Senior Nisha Nadkarni ’20, is an Environmental Sciences major in the University of Vermont (UVM) Rubenstein School of Environment and Natural Resources. She combined her academic work with her interests in community development and water quality to engage with local residents to improve stormwater quality in the Lake Champlain watershed.  

Nisha began her journey at UVM intending to study exercise science, but she switched into the Rubenstein School a week before classes started. 

“I’m so glad that I made that decision and followed my gut rather than realizing junior or senior year this was something I was interested in,” she said. 

Originally from Westborough, Massachusetts, Nisha chose UVM because she wanted to stay in New England but explore beyond her hometown. She says that Vermont has been the perfect balance for her. 

During the spring of her sophomore year, Nisha became interested in water quality, and she started looking for ways to learn more outside the classroom through research. 

“It’s really awesome that we have these research opportunities directly within Rubenstein,” she said. “I applied to a few related to water quality and got the chance to work at the Rubenstein Ecosystem Science Laboratory on the waterfront. That was my first foray into field work and working on a research vessel.” 

Nisha spent the summer after her sophomore year working with Dr. Mindy Morales-Williams, a professor in the Rubenstein School. As an intern in Dr. Morales-Williams’ lab, Nisha investigated how excess nitrogen and phosphorus influence cyanobacteria populations in northeastern lakes. 

“That experience exposed me to the inner workings of research and experimental design,” she said. 

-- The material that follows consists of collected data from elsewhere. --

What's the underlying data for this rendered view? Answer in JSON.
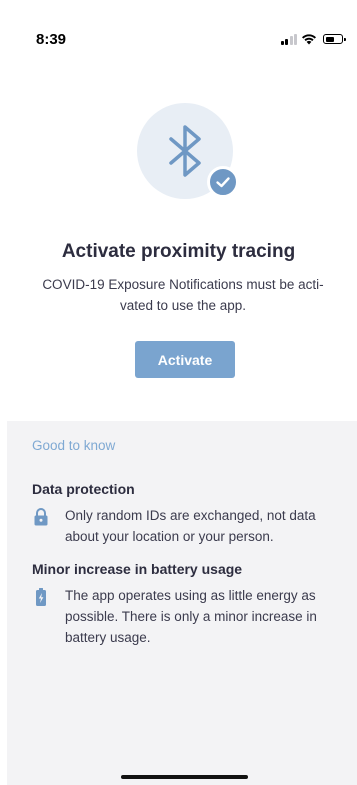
{
  "status_bar": {
    "time": "8:39",
    "icons": [
      "cellular-signal-icon",
      "wifi-icon",
      "battery-icon"
    ]
  },
  "hero": {
    "icon": "bluetooth-icon",
    "badge_icon": "checkmark-icon",
    "title": "Activate proximity tracing",
    "subtitle": "COVID-19 Exposure Notifications must be acti-vated to use the app.",
    "button_label": "Activate"
  },
  "info_panel": {
    "heading": "Good to know",
    "sections": [
      {
        "title": "Data protection",
        "icon": "lock-icon",
        "text": "Only random IDs are exchanged, not data about your location or your person."
      },
      {
        "title": "Minor increase in battery usage",
        "icon": "battery-charging-icon",
        "text": "The app operates using as little energy as possible. There is only a minor increase in battery usage."
      }
    ]
  },
  "colors": {
    "accent": "#7aa4cf",
    "icon_blue": "#6f98c4",
    "hero_circle": "#e8eef5",
    "panel_bg": "#f3f3f5",
    "link_text": "#7fa9d3",
    "heading_text": "#2d2d3f"
  }
}
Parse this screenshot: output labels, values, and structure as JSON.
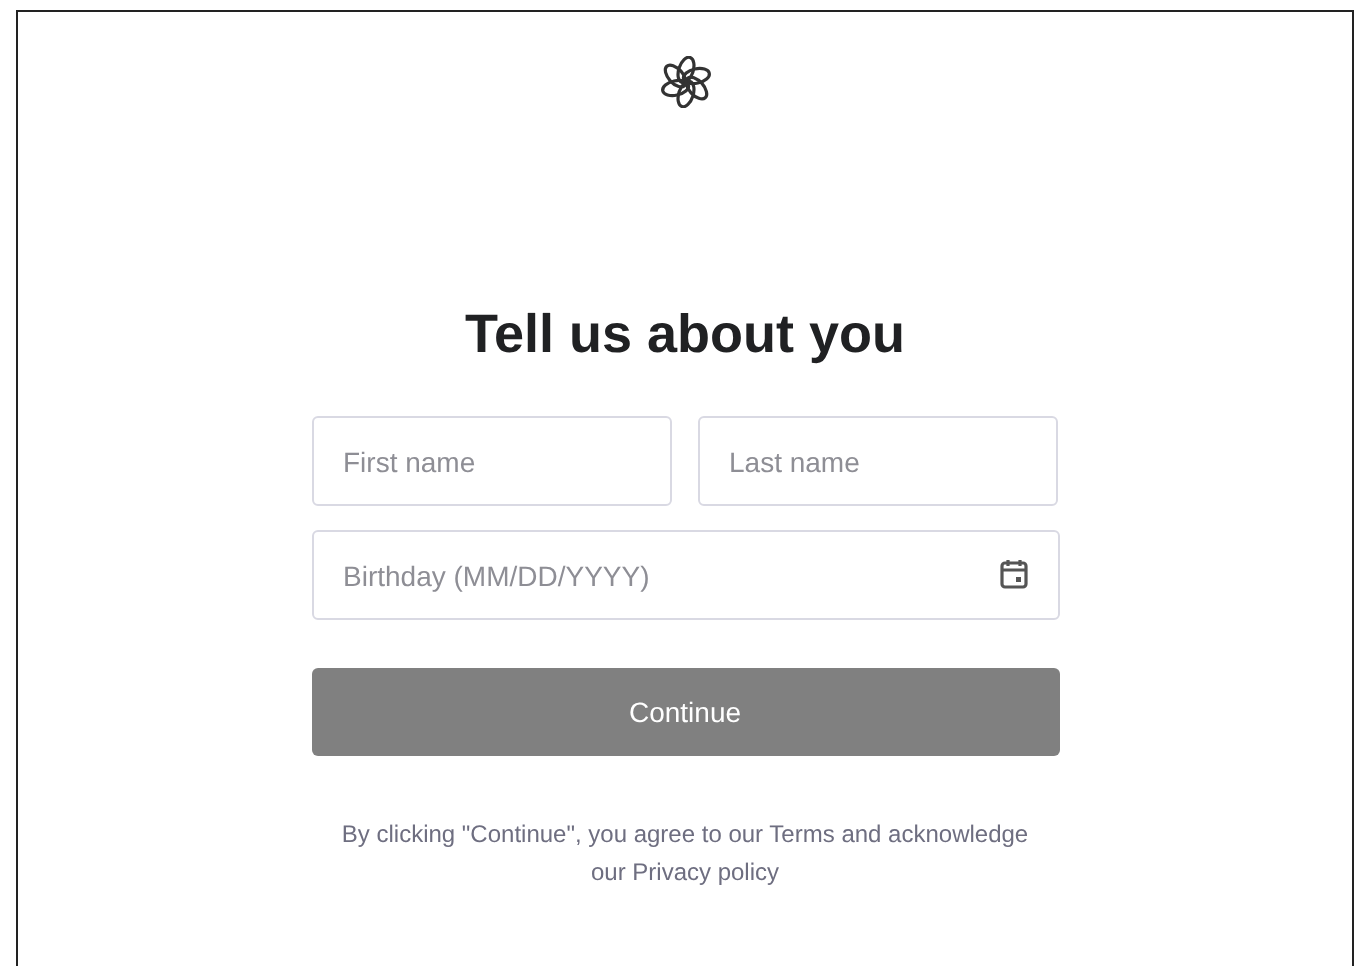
{
  "title": "Tell us about you",
  "fields": [
    {
      "placeholder": "First name"
    },
    {
      "placeholder": "Last name"
    }
  ],
  "birthday": {
    "placeholder": "Birthday (MM/DD/YYYY)"
  },
  "button": {
    "label": "Continue",
    "disabled": true
  },
  "legal": {
    "before": "By clicking \"Continue\", you agree to our",
    "terms": "Terms",
    "middle": "and acknowledge our",
    "privacy": "Privacy policy"
  }
}
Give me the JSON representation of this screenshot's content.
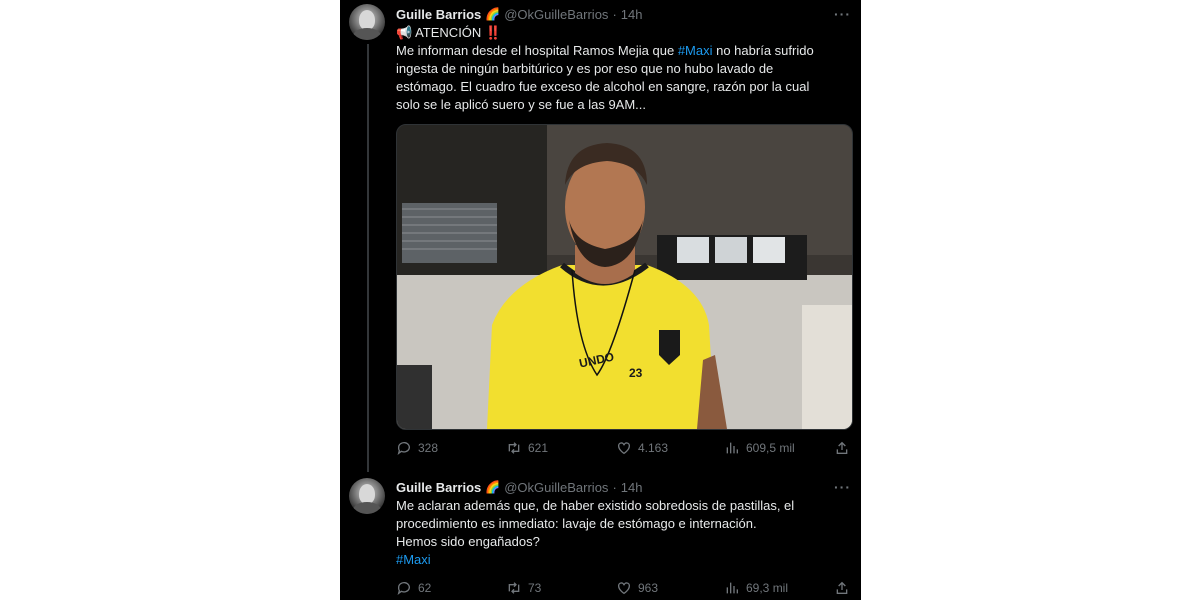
{
  "tweets": [
    {
      "author_name": "Guille Barrios",
      "author_emoji": "🌈",
      "handle": "@OkGuilleBarrios",
      "separator": "·",
      "time": "14h",
      "more": "···",
      "alert_emoji": "📢",
      "alert_label": "ATENCIÓN",
      "alert_marks": "‼️",
      "body_before_tag": "Me informan desde el  hospital Ramos Mejia que ",
      "hashtag": "#Maxi",
      "body_after_tag": " no habría sufrido ingesta de ningún barbitúrico y es por eso que no hubo lavado de estómago. El cuadro fue exceso de alcohol en sangre, razón por la cual solo se le aplicó suero y se fue a las 9AM...",
      "actions": {
        "replies": "328",
        "reposts": "621",
        "likes": "4.163",
        "views": "609,5 mil"
      }
    },
    {
      "author_name": "Guille Barrios",
      "author_emoji": "🌈",
      "handle": "@OkGuilleBarrios",
      "separator": "·",
      "time": "14h",
      "more": "···",
      "line1": "Me aclaran además que, de haber existido sobredosis de pastillas, el procedimiento es inmediato: lavaje de estómago e internación.",
      "line2": "Hemos sido engañados?",
      "hashtag": "#Maxi",
      "actions": {
        "replies": "62",
        "reposts": "73",
        "likes": "963",
        "views": "69,3 mil"
      }
    }
  ],
  "media": {
    "shirt_text": "UNDO",
    "shirt_number": "23"
  },
  "colors": {
    "background": "#000000",
    "text": "#e7e9ea",
    "secondary": "#71767b",
    "link": "#1d9bf0",
    "shirt": "#f5e63a"
  },
  "icons": [
    "reply-icon",
    "repost-icon",
    "like-icon",
    "views-icon",
    "share-icon",
    "more-icon",
    "megaphone-icon"
  ]
}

To complement her Environmental Sciences major, Nisha chose a concentration in Ecological Design. She collaborated with her peers on a constructed wetland project and bio retention cells. 

“It was awesome to do these hands-on projects and see water get treated from a system that a group of us built together,” said Nisha. “That really reinforced my interest.” 

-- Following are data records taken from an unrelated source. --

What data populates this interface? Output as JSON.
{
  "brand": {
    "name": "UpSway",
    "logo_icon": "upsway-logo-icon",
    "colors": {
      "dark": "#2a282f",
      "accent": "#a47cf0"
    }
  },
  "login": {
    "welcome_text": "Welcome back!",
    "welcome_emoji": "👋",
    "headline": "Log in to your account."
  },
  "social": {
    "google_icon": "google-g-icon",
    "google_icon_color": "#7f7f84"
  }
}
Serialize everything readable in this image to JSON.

Deciding to explore stormwater further, the summer after her junior year, Nisha took an internship with Blue BTV, a program that partnered the City of Burlington, Vermont with Lake Champlain International and Lake Champlain Sea Grant. Here, she consulted with local residents on how best to manage stormwater on their properties. 

“I talked with a lot of different people—real face-to-face conversations with local residents—about how we can all collectively work together to improve the water quality of Lake Champlain because we’re all living in this watershed and it’s our livelihood,” said Nisha. 

The transition from collecting data and conducting lab work to engaging with communities both challenged and motivated Nisha, who was used to the STEM fields and working with data, evidence, and statistics. 

"Visiting people’s homes and talking to them about stormwater infrastructure to put on their property was different,” said Nisha. “They’re not coming from that perspective of stats and numbers; they just want to know what they can do to contribute. It made me excited that there can be a collaboration between these communities and the scientific world.” 

Nisha has accepted a position to work as a consultant with Blue BTV after graduating in May. 

“I want to keep exploring,” she said. “Wherever I end up, I want to truly know the place and know the history before I came to be there. I want to have a connection to wherever I am.”